The court orderly rose.
'I call Mary Caldwell.'
3
The young woman sitting opposite me rose.
Shelborne, a few chairs away from her, had also half-risen. I thought it was out of courtesy — until I saw his face. It was like lead. The bald head was thrust forwards and sideways towards the smart, black-hatted figure in a poinsettia red costume very much a la mode.
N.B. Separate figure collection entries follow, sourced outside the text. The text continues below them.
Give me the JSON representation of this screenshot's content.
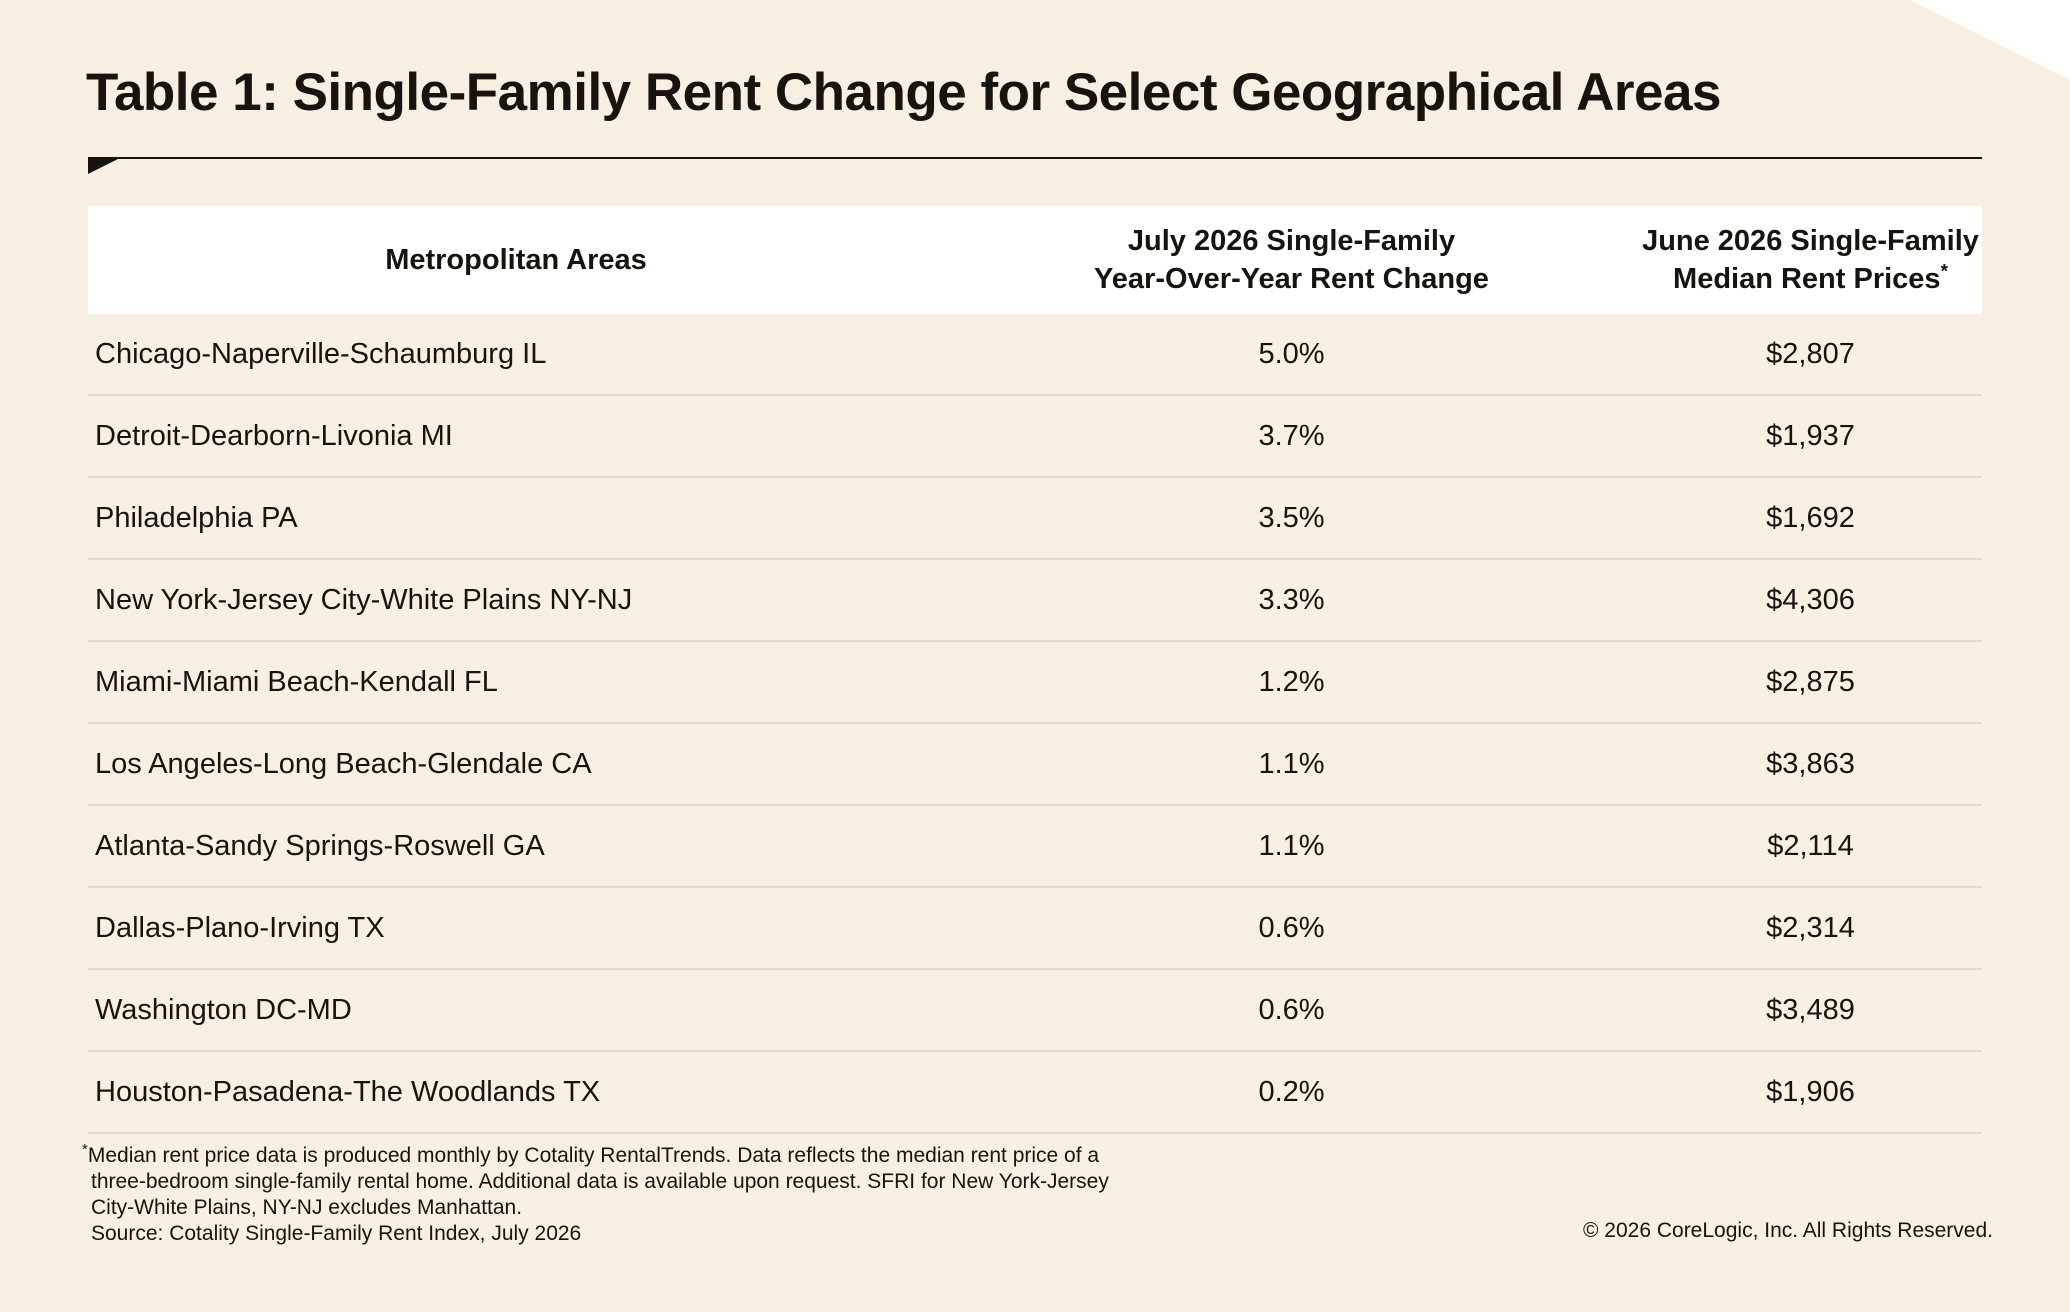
{
  "title": "Table 1: Single-Family Rent Change for Select Geographical Areas",
  "chart_data": {
    "type": "table",
    "title": "Table 1: Single-Family Rent Change for Select Geographical Areas",
    "columns": [
      {
        "line1": "Metropolitan Areas",
        "line2": "",
        "marker": ""
      },
      {
        "line1": "July 2026 Single-Family",
        "line2": "Year-Over-Year Rent Change",
        "marker": ""
      },
      {
        "line1": "June 2026 Single-Family",
        "line2": "Median Rent Prices",
        "marker": "*"
      }
    ],
    "rows": [
      {
        "area": "Chicago-Naperville-Schaumburg IL",
        "yoy_change": "5.0%",
        "median_rent": "$2,807"
      },
      {
        "area": "Detroit-Dearborn-Livonia MI",
        "yoy_change": "3.7%",
        "median_rent": "$1,937"
      },
      {
        "area": "Philadelphia PA",
        "yoy_change": "3.5%",
        "median_rent": "$1,692"
      },
      {
        "area": "New York-Jersey City-White Plains NY-NJ",
        "yoy_change": "3.3%",
        "median_rent": "$4,306"
      },
      {
        "area": "Miami-Miami Beach-Kendall FL",
        "yoy_change": "1.2%",
        "median_rent": "$2,875"
      },
      {
        "area": "Los Angeles-Long Beach-Glendale CA",
        "yoy_change": "1.1%",
        "median_rent": "$3,863"
      },
      {
        "area": "Atlanta-Sandy Springs-Roswell GA",
        "yoy_change": "1.1%",
        "median_rent": "$2,114"
      },
      {
        "area": "Dallas-Plano-Irving TX",
        "yoy_change": "0.6%",
        "median_rent": "$2,314"
      },
      {
        "area": "Washington DC-MD",
        "yoy_change": "0.6%",
        "median_rent": "$3,489"
      },
      {
        "area": "Houston-Pasadena-The Woodlands TX",
        "yoy_change": "0.2%",
        "median_rent": "$1,906"
      }
    ]
  },
  "footnote": {
    "marker": "*",
    "lines": [
      "Median rent price data is produced monthly by Cotality RentalTrends. Data reflects the median rent price of a",
      "three-bedroom single-family rental home. Additional data is available upon request. SFRI for New York-Jersey",
      "City-White Plains, NY-NJ excludes Manhattan.",
      "Source: Cotality Single-Family Rent Index, July 2026"
    ]
  },
  "copyright": "© 2026 CoreLogic, Inc. All Rights Reserved.",
  "colors": {
    "background": "#f6efe2",
    "header_background": "#ffffff",
    "text": "#17140f",
    "row_divider": "#e3dacb"
  }
}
Incredulity, doubt, fear one might almost have said, were perceptible in his face as she edged past him.
Shardelow leaned across towards Rhennin and myself: The old man from the sea is in trouble.'
Shelborne may or may not have taken leave of Caldwell in the way he had described, but the past was certainly coming up and hitting him right now.
Mennin, the counsel who had brushed off our inquiry by saying he was merely holding a watching brief for an important client, grinned across at the Mazy Zed side, scarcely able to contain his triumph at our discomfiture. Until that moment it seemed to have been generally accepted that Caldwell had been a bachelor.